Aujourd'hui, il était écrit au fluo sur une feuille A4 scotchée sur la porte d'entrée de l'immeuble "Visiblement, au 11, on fait plus souvent l'amour que ma guerre. C'est bienc. Mais la nuit, l'amour comme la guerre, en silence c'est mieux." Avec quatre signatures. VDM.
Aujourd'hui, je rencontre les parents de ma copine pour la première fois et j'aide sa mère à débarrasser. Elle me dit alors : "Merci mon gendre !". Je lui réponds que c'est un peu rapide après seulement un mois de couple avec sa fille. Elle rétorque : "Tu préfères que je t'appelle 'le mec qui saute ma fille' ?". VDM.
Aujourd'hui, ma copine me confie sur l'oreiller le nouveau surnom de mon sexe : "Flanby, car c'est mou quand on veut déguster, et le caramel vient toujours trop tôt". VDM.
Aujourd'hui, pour forcer les choses, je dis à ma copine : "Tu sais, mon coeur, avaler, ça brûle les calories...". Elle m'a répondu : "Tu sais, mon chéri, vu ton poids, tu devrais te mettre aux mecs !". VDM
05 novembre 2009
Les pépites de la journée
Désormais nous n'avons plus qu'un seul cours par semaine en amphi... La fac sans les amphis, y'a pas en dire, ça ressemble de moins en moins à la fac. On s'y fait, pas le choix, et on profite de ces poignées d'heures. Quel régal d'écouter les conneries des gens autour de soi...
J'ai pensé que de vous sélectionner quelques pépites entendues par les deux filles juste derrière moi vous intéresserez.
Remise dans le contexte : Cours de 3h sur les Concepts et les Sociétés en Géographie.
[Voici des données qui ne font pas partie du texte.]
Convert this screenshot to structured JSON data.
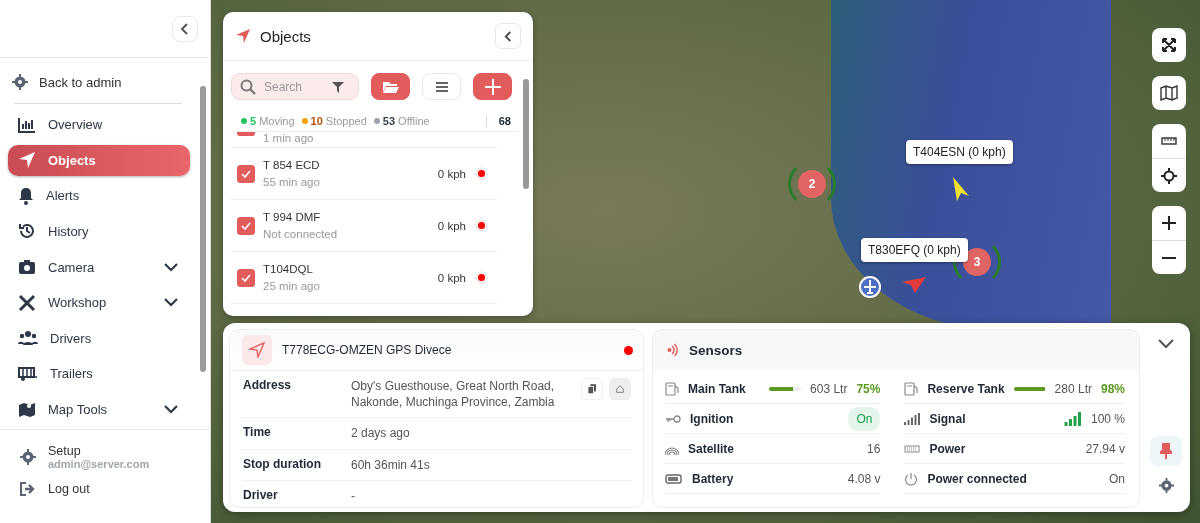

Cet enseignement est un cours de tronc commun à tous les Masters de Géo de la fac, quelque soit sa spécialité. Pour faire plus simple, un niveau en géographie d'environ Bac+4.
La première pépite : "Tu sais que je ne sais pas où est la Turquie !" (rire niais)
La deuxième pépite : "Je crois que c'est un pays limitrophe à la Grèce non ?" (air sérieux)
La troisième pépite : "Un quartier ce n'est pas un arrondissement ?" (air dubitatif)
SA CONCLUSION = "Je crois que cette matière est trop compliquée pour moi..."
A ce stade là, il vaudrait mieux tout arrêter. Sans déconner je me demande comment certains ont réussi à arriver jusque là... Dommage qu'elle ne soit pas dans ma spécialité^^
03 novembre 2009
Des serpents plein les draps
Ça y'est, je me suis lâché ! Après l'épisode de la cuisine aux rats, mes rêves ont de nouveau fait des siennes... Les serpents sont au menu, mais pas pour dîner ! Bienvenue dans le doux enfer de mes nuits...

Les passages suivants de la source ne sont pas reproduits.